Um pedido à Pachamama

Sempre pensei que fosse o tempo o meu espinho na carne. Sempre pensei que o maior problema era não saber ler relógio. Era me perder nos ponteiros e estar sempre atrasada. A desconexão com o tempo regulamentar é parte do problema, talvez metade dele. "Problema?", me perguntaria Nélia, minha psicóloga. 

Metade porque, agora percebo, o espaço também me atiça como um espinho na carne. A geografia das coisas. O estar, eu mesma, em um pedaço de terra, de chão, e ali me reconhecer, me sentir pertencente.
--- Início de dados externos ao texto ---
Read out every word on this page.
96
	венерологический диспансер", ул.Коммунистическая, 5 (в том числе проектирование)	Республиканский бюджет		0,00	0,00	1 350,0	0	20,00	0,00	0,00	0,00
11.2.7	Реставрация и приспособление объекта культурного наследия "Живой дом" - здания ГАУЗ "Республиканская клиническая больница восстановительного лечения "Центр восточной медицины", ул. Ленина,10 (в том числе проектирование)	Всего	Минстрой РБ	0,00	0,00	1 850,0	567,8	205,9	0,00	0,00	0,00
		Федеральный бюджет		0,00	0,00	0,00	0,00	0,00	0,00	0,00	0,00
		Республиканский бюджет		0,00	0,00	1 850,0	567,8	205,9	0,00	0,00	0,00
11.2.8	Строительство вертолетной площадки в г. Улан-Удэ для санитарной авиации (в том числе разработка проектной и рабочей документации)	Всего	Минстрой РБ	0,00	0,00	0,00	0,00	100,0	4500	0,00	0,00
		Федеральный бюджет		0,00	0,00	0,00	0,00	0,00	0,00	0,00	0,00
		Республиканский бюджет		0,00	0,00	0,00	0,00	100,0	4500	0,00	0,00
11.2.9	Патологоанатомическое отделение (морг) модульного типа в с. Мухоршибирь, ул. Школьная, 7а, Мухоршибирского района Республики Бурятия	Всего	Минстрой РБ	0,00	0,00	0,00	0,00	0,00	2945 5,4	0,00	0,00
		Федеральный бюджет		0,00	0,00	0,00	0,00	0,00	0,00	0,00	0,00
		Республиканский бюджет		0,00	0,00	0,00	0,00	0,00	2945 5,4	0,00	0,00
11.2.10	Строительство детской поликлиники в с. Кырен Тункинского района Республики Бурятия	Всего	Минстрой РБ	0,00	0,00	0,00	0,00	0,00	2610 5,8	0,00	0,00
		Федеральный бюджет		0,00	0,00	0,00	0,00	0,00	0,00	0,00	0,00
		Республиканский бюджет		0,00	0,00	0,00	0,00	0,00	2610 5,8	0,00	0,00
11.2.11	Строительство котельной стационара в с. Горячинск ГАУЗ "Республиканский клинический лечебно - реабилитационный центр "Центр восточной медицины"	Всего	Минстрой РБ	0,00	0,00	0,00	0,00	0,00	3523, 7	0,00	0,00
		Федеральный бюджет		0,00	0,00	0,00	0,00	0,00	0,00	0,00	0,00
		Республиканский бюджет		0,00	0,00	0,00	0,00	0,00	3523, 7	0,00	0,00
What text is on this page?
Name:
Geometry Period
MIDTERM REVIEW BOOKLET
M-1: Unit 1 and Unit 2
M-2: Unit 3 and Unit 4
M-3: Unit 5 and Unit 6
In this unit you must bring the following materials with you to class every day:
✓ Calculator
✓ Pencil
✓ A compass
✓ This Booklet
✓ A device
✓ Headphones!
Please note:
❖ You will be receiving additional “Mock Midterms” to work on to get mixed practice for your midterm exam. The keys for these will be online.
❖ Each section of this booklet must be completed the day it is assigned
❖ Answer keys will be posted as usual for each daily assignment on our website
Bobeira foi pensar em separar tempo e espaço, mas não é culpa minha se foi assim que me ensinaram desde que nasci. "Tempo é isto, espaço, aquilo", etc. 

São poucos os momentos - dos que consigo lembrar, vale dizer - em que me senti no lugar certo. Mas foram diversas as vezes em que, nesses poucos meses de terapia, disse algo como "estou deslocada, desconectada". Meu desejo, quase sempre, me faz querer outro lugar. Rio, São Paulo, Ouro Preto, Curitiba, Manaus, Argentina, e até Paris, Irlanda. Vitória, a cidade que me recebeu, filha revolta do próprio Espírito Santo, sempre emergia em mim como repositório. Lugar dos registros, das experiências, dos medos e das esperanças, mas não meu.

Talvez o erro comum seja querer um pedaço de lugar pra chamar de nosso. Nos últimos dias, o que mais fiz foi andar, andar e andar. O fôlego que não dava por conta da altitude me fez perceber o óbvio. Não tenho nada, além do corpo que deus me deu.  Isso por si só não é muito, porque esse corpo não se sustenta. É preciso ar, oxigênio, água, comida. Tudo isso é o lugar, o espaço, o território e, mais especificamente, a terra quem me dá.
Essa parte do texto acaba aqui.